The Chief Executive Officer, Financial Derivatives Company Limited, Mr. Bismarck Rewane has projected that Nigeria would suffer a total GDP loss of $18 million and total man hour loss of 120 hours (five days) per month due to the disruption in economic activities that is triggered by the implementation of the Central Bank of Nigeria’s currency swap of old currency notes of N1,000, N500 and N200 for newly printed Naira notes.
Rewane, during his presentation on February 9 at the Lagos Business School, attributed the decline in GDP growth to reduction in velocity of money circulation and total man-hours loss in the economy.

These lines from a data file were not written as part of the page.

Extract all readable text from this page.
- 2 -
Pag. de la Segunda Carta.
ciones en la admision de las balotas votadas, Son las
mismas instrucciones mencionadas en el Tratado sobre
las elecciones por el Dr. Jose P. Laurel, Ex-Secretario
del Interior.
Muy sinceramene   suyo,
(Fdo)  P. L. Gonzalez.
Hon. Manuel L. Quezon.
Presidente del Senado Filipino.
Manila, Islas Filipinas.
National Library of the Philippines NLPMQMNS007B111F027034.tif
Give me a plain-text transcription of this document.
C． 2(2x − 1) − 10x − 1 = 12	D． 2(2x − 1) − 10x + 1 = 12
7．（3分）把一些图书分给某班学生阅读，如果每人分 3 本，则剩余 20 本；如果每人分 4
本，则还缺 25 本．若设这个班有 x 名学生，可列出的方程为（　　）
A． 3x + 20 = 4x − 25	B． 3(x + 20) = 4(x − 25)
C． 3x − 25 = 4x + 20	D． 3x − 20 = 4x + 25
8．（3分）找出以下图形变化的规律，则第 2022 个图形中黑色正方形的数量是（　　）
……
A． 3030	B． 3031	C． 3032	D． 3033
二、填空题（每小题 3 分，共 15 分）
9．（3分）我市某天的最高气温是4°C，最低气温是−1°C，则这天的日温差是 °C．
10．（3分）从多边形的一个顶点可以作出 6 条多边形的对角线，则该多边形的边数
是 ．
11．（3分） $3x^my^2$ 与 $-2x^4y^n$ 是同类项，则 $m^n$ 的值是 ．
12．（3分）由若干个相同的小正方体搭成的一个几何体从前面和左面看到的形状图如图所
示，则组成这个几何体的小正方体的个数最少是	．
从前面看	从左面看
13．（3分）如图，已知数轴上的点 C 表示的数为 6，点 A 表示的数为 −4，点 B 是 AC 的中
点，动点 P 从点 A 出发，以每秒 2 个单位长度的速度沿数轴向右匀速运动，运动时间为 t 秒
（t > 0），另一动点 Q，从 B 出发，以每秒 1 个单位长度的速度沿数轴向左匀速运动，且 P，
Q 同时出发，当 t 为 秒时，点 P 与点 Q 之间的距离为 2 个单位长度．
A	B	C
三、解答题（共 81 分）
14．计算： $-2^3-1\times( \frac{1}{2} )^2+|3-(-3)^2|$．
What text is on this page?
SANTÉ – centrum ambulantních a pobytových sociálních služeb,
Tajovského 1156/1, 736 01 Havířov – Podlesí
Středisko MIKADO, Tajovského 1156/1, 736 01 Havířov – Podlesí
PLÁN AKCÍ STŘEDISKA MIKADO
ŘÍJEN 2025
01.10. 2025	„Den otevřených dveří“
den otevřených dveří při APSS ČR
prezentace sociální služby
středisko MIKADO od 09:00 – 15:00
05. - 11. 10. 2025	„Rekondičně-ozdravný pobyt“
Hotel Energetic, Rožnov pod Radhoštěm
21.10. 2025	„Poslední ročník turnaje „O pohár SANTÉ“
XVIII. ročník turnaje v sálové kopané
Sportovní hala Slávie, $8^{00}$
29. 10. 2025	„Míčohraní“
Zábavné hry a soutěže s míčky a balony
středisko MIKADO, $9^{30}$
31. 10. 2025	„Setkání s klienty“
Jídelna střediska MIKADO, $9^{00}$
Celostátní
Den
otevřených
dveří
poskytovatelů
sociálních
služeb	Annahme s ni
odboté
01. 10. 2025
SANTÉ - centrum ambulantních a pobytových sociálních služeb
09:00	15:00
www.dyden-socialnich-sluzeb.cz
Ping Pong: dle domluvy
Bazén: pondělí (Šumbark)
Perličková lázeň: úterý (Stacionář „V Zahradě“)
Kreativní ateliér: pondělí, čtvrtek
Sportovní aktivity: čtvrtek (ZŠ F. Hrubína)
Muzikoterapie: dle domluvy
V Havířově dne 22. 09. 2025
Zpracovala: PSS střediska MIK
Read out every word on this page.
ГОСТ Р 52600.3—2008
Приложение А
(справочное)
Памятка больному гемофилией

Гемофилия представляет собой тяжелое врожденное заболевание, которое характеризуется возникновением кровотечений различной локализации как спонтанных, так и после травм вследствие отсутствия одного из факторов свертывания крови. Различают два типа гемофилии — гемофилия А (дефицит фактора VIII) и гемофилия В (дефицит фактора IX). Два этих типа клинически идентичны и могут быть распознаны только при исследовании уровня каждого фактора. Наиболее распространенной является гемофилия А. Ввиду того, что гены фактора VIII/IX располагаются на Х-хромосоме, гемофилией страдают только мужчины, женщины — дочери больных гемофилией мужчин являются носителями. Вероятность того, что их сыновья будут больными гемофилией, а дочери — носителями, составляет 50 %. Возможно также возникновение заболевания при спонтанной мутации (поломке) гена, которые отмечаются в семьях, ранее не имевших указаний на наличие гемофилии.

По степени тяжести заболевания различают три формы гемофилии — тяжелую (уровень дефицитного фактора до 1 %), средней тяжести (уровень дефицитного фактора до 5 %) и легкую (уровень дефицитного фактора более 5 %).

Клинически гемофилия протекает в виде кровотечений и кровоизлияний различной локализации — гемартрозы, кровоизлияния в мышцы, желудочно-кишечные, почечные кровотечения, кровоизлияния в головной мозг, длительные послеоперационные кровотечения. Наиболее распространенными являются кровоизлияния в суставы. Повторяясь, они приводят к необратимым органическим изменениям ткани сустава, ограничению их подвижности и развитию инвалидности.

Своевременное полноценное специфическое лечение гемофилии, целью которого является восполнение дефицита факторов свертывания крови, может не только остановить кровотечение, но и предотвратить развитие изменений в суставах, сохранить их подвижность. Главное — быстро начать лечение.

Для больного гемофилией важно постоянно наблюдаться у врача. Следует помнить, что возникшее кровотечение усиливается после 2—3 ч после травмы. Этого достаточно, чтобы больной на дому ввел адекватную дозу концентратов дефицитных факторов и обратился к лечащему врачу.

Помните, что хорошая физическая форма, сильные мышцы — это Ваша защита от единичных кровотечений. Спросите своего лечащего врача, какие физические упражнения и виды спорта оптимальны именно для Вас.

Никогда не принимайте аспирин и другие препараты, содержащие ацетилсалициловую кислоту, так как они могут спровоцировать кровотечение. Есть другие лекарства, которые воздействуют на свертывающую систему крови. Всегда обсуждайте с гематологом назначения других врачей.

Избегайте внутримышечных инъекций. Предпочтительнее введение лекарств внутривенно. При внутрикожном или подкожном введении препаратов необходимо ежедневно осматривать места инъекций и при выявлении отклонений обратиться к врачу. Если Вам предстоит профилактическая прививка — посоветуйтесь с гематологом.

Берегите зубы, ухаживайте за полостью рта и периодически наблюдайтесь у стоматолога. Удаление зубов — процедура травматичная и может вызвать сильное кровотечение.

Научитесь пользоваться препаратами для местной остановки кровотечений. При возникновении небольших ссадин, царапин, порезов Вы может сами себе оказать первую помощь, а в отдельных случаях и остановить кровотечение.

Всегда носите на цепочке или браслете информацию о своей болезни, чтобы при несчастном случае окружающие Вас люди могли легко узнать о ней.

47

He projected that the “total man hour loss in a month will be 120 hours and ttal GDP loss in a month will be $18 million.
“Trade is settled mainly in cash and POS (though) 70 per cent of trading transactions are settled by cash. Therefore, velocity of circulation in the trading sector (16 times) is approximately four times more than the formal sector. A decline in the velocity of circulation could reduce output in the trading sector. Hence its contribution to GDP will fall,” he said.
According to him, trade contributed 16 per cent of the formal GDP and employed 17 per cent of the total labour force in Nigeria.
His projection was distilled from the following facts: that total money supply in the economy is N52 trillion while the total cash in circulation is N3.01trillion. In addition, three of the eight denominations is N2.71trillion.
However, he estimated that the “total new naira notes printed is N400 billion, which left a Naira cash shortfall of N2.31trillion, which is about 77 per cent of total cash in circulation that has lead “to near paralysis of commercial activities.”